Выбрать главу

     На дню несколько раз к троице присоединялся ещё один человек, четвёртый – Фаэтон Кузьмич. Присоединялся как к ученикам своим, воспитанникам. Обняв, придвинув к себе Марку и Толика, в полумраке строго поворачивал к ним лицо. То к одному, то к другому. Как экзаменовал. На экран не смотрел. Что там экран! Вот же – самые жизненные персонажи! У него в двух руках! Громко смеялся. Отдохнув таким образом, уходил печатать. Причём снимался с места по-молодецки, пружинно. И гордая взлохмаченная голова, как театр одной тени, без церемоний пересекала весь экран, удаляясь по нему к боковому выходу из зала. А оставленные ученики, не теряя ни минуты, принимались с новым воодушевлением объяснять друг дружке, тыкать пальцами: «Фатытты! Гитлер, Гитлер! – П-поехал!..»

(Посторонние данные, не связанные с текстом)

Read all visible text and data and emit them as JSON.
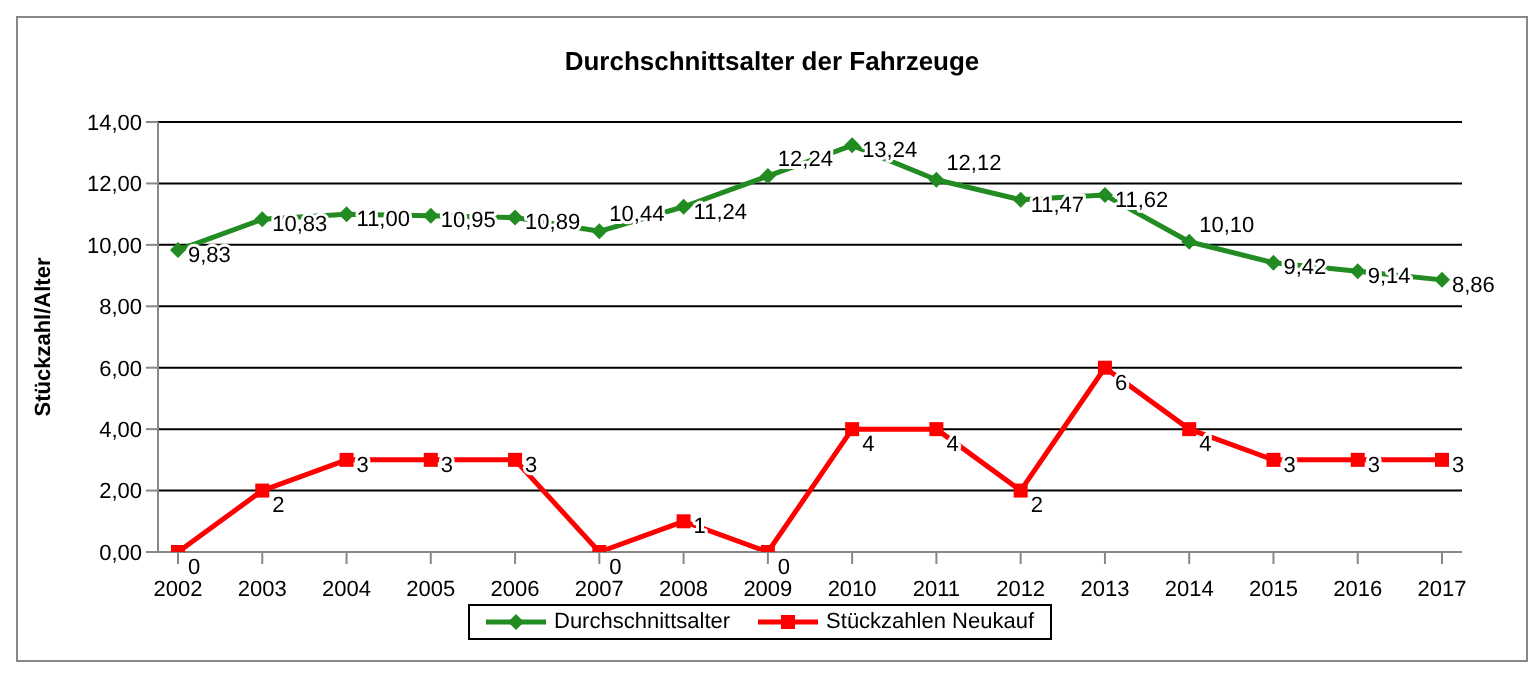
{
  "chart_data": {
    "type": "line",
    "title": "Durchschnittsalter der Fahrzeuge",
    "ylabel": "Stückzahl/Alter",
    "categories": [
      "2002",
      "2003",
      "2004",
      "2005",
      "2006",
      "2007",
      "2008",
      "2009",
      "2010",
      "2011",
      "2012",
      "2013",
      "2014",
      "2015",
      "2016",
      "2017"
    ],
    "series": [
      {
        "name": "Durchschnittsalter",
        "color": "#228b22",
        "marker": "diamond",
        "values": [
          9.83,
          10.83,
          11.0,
          10.95,
          10.89,
          10.44,
          11.24,
          12.24,
          13.24,
          12.12,
          11.47,
          11.62,
          10.1,
          9.42,
          9.14,
          8.86
        ],
        "value_labels": [
          "9,83",
          "10,83",
          "11,00",
          "10,95",
          "10,89",
          "10,44",
          "11,24",
          "12,24",
          "13,24",
          "12,12",
          "11,47",
          "11,62",
          "10,10",
          "9,42",
          "9,14",
          "8,86"
        ]
      },
      {
        "name": "Stückzahlen Neukauf",
        "color": "#ff0000",
        "marker": "square",
        "values": [
          0,
          2,
          3,
          3,
          3,
          0,
          1,
          0,
          4,
          4,
          2,
          6,
          4,
          3,
          3,
          3
        ],
        "value_labels": [
          "0",
          "2",
          "3",
          "3",
          "3",
          "0",
          "1",
          "0",
          "4",
          "4",
          "2",
          "6",
          "4",
          "3",
          "3",
          "3"
        ]
      }
    ],
    "ylim": [
      0,
      14
    ],
    "yticks": [
      {
        "value": 0,
        "label": "0,00"
      },
      {
        "value": 2,
        "label": "2,00"
      },
      {
        "value": 4,
        "label": "4,00"
      },
      {
        "value": 6,
        "label": "6,00"
      },
      {
        "value": 8,
        "label": "8,00"
      },
      {
        "value": 10,
        "label": "10,00"
      },
      {
        "value": 12,
        "label": "12,00"
      },
      {
        "value": 14,
        "label": "14,00"
      }
    ],
    "grid": "y",
    "legend": "bottom",
    "line_style": "solid"
  }
}
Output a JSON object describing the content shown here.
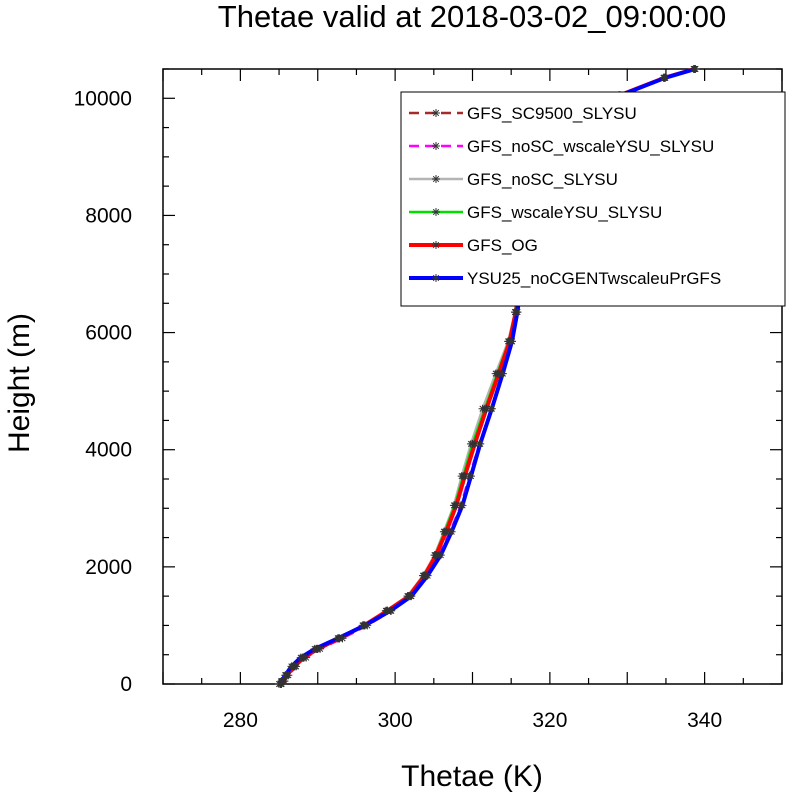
{
  "chart_data": {
    "type": "line",
    "title": "Thetae valid at 2018-03-02_09:00:00",
    "xlabel": "Thetae (K)",
    "ylabel": "Height (m)",
    "xlim": [
      270,
      350
    ],
    "ylim": [
      0,
      10500
    ],
    "xticks": [
      280,
      300,
      320,
      340
    ],
    "yticks": [
      0,
      2000,
      4000,
      6000,
      8000,
      10000
    ],
    "grid": false,
    "legend_position": "top-right",
    "heights": [
      0,
      50,
      150,
      300,
      450,
      600,
      780,
      1000,
      1250,
      1500,
      1850,
      2200,
      2600,
      3050,
      3550,
      4100,
      4700,
      5300,
      5850,
      6350,
      6850,
      7300,
      7750,
      8200,
      8650,
      9000,
      9350,
      9700,
      10050,
      10350,
      10500
    ],
    "series": [
      {
        "name": "GFS_SC9500_SLYSU",
        "color": "#a52a2a",
        "width": 2.5,
        "dash": "10,6",
        "values": [
          285.3,
          285.6,
          286.0,
          287.0,
          288.2,
          290.0,
          292.8,
          296.0,
          299.0,
          301.8,
          303.8,
          305.3,
          306.6,
          307.9,
          309.0,
          310.3,
          311.8,
          313.4,
          314.8,
          315.6,
          316.1,
          316.6,
          317.0,
          317.3,
          317.6,
          318.2,
          320.3,
          323.8,
          329.0,
          334.8,
          338.7
        ]
      },
      {
        "name": "GFS_noSC_wscaleYSU_SLYSU",
        "color": "#ff00ff",
        "width": 2.5,
        "dash": "10,6",
        "values": [
          285.3,
          285.7,
          286.2,
          287.2,
          288.5,
          290.3,
          293.2,
          296.4,
          299.5,
          302.0,
          304.0,
          305.7,
          307.1,
          308.5,
          309.6,
          310.9,
          312.4,
          313.9,
          315.1,
          315.8,
          316.3,
          316.7,
          317.1,
          317.4,
          317.7,
          318.3,
          320.4,
          323.9,
          329.1,
          334.9,
          338.8
        ]
      },
      {
        "name": "GFS_noSC_SLYSU",
        "color": "#b4b4b4",
        "width": 2.5,
        "dash": "",
        "values": [
          285.2,
          285.5,
          285.9,
          286.8,
          288.0,
          289.8,
          292.6,
          295.8,
          298.8,
          301.6,
          303.6,
          305.1,
          306.3,
          307.6,
          308.6,
          309.8,
          311.3,
          313.0,
          314.6,
          315.5,
          316.0,
          316.5,
          316.9,
          317.2,
          317.5,
          318.1,
          320.2,
          323.7,
          328.9,
          334.7,
          338.6
        ]
      },
      {
        "name": "GFS_wscaleYSU_SLYSU",
        "color": "#00e000",
        "width": 2.5,
        "dash": "",
        "values": [
          285.2,
          285.5,
          285.9,
          286.9,
          288.1,
          289.9,
          292.7,
          295.9,
          298.9,
          301.7,
          303.7,
          305.2,
          306.4,
          307.7,
          308.8,
          310.0,
          311.6,
          313.2,
          314.7,
          315.5,
          316.0,
          316.5,
          316.9,
          317.2,
          317.5,
          318.1,
          320.2,
          323.7,
          328.9,
          334.7,
          338.6
        ]
      },
      {
        "name": "GFS_OG",
        "color": "#ff0000",
        "width": 4,
        "dash": "",
        "values": [
          285.3,
          285.6,
          286.0,
          287.0,
          288.2,
          290.0,
          292.8,
          296.0,
          299.0,
          301.8,
          303.8,
          305.3,
          306.6,
          307.9,
          309.0,
          310.3,
          311.8,
          313.4,
          314.8,
          315.6,
          316.1,
          316.6,
          317.0,
          317.3,
          317.6,
          318.2,
          320.3,
          323.8,
          329.0,
          334.8,
          338.7
        ]
      },
      {
        "name": "YSU25_noCGENTwscaleuPrGFS",
        "color": "#0000ff",
        "width": 4,
        "dash": "",
        "values": [
          285.0,
          285.3,
          285.8,
          286.6,
          287.8,
          289.6,
          292.6,
          296.1,
          299.4,
          302.1,
          304.2,
          305.9,
          307.3,
          308.7,
          309.8,
          311.0,
          312.5,
          313.9,
          315.1,
          315.8,
          316.3,
          316.7,
          317.1,
          317.4,
          317.7,
          318.3,
          320.4,
          323.9,
          329.1,
          334.9,
          338.8
        ]
      }
    ]
  }
}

     «Они каждый день срывают показы фильма!» – нашёптывала Прекаторосу Стеблова, показывая глазами на троицу, которая, честно отработав, в перерыве между сеансами закусывала беляшами, там же, на рабочем месте, в первом ряду… Но Эдуард Христофорович только разводил руками, доверительно напоминая Стебловой, что тут, в Зелёном зале, – вотчина Марии Петровны. Ничего не поделаешь. Тогда Стеблова начала капать на Кувшинкина, на Фаэтона Кузьмича. Как на главного, истинного виновника всего происходящего. Идейного вдохновителя происходящего безобразия в Зелёном зале… Прекаторос сразу хмурился. Слушал жаркое стрекотанье машинки, вылетающее из темноты коридорчика. Наверху у себя в кабинете – мрачно думал. Нужно было что-то решать. Да, решать. Пока не поздно. Посматривал на телефон. Чёрный телефон подзванивал как-то поперёк. Как болезненные экстрасистолы давал. А Стеблова внизу садилась обратно на стул с чувством выполненного долга. Складывала руки на груди и поглядывала теперь на Маню,снующую с ведром и тряпкой. Как бы эту ещё свалить? Как выжить эту чертовку? И бегает всё время, стервозка, и бегает! Выслуживается, гадина. Иванову-кассиршу с большой книгой она, Стеблова, свалила. Да, свалила. Но как— эту? Спит ли с ней Прекаторос— или бросил уже? Вот вопрос! Дряблое стёганое лицо в клоповьей умершей рыжине брезгливо наморщивалось…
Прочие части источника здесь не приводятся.